I'm inquiring on best resources for industrial strength financial modeling in C++ and/or Python (pricing and portfolio choice).

My background includes:
PhD in mathematics including PDE, functional analysis, measure theory, computational modeling and numerical analysis.
PhD equivalent in statistics including measure theoretic probability (Billingsley, Shiryaev) and stochastic processes (Revuz and Yor, Le Gall, Oksendal, Rogers and Williams), theoretical statistics (Lehmann and Casella, Van der Vaart), statistical modeling, time series analysis (Hamilton), categorical data analysis, longitudinal data analysis and Bayesian statistics.
The phd level statistics and probability courses assumes upper division probability and statistics (Ross, Grimmett and Stirzaker, Casella and Berger).
Minor in computer science (C++, structure and interpretation of computer programs (LISP), data structures, algorithms, network computing, object oriented design)

Economics/Finance coursework included, following most of the standard phd course sequence in finance:
Microeconomic theory (Mas-Colell, Whinston and Green; and Kreps)
Game Theory (Fudenberg and Tirole, Maschler, Solan, and Zamir)
Econometric Analysis (Greene)
Introduction to financial economics (Huang and Litzenberger)
Continuous time financial economics (Darrell Duffie)
Dynamic optimization with economic applications (Stokey and Lucus)
Mathematical economics (course notes by Kim Border)

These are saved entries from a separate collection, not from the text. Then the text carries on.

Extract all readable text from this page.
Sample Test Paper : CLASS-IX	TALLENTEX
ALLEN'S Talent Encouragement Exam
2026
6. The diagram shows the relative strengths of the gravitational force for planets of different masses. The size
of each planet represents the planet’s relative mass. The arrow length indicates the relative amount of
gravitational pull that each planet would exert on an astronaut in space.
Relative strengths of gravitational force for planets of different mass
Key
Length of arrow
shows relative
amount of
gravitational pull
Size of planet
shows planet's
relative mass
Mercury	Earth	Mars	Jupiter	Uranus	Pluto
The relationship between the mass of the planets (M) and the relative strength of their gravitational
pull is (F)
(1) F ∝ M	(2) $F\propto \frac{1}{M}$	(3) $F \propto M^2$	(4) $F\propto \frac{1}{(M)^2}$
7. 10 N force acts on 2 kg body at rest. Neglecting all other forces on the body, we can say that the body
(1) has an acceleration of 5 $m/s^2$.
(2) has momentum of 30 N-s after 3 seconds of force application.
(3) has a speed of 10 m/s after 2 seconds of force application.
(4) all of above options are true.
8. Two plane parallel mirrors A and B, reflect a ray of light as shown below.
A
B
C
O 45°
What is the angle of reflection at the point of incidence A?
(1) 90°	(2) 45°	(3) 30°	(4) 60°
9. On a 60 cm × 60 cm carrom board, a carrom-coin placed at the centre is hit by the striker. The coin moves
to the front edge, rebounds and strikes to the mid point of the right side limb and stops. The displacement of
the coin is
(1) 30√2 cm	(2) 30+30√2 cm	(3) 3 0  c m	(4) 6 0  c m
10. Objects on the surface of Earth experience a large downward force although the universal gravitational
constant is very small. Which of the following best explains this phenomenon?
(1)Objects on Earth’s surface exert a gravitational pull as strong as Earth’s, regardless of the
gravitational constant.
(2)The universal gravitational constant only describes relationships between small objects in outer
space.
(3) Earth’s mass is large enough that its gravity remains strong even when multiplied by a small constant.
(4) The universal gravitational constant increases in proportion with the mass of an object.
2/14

MBA readings Hull supplemented with Courant's course notes on derivatives

Assuming programming background in C++, Python, R and SAS what are some industry standard resources for implementing financial models (option pricing and portfolio choice) that include coded examples?

For example, I'm aware or Monte Carlo Methods for Financial Engineering and Numerical Recipes in C++ and more advanced texts such as "stochastic simulation", covering aspects of nonlinear stochastic partial differential equation (for nonlinear options pricing and term structure models) but figuring out what sections are relevant for industrial applications and the job hunt is challenging. Most financial engineering programs seem to have survey courses covering a wide variety of techniques using Python (scientific computing in finance - NYU) or spread the material out over many courses (financial computing, data science and machine learning sequences using C++ and Python - CMU). My intention is to move in the direction of trading more than risk management.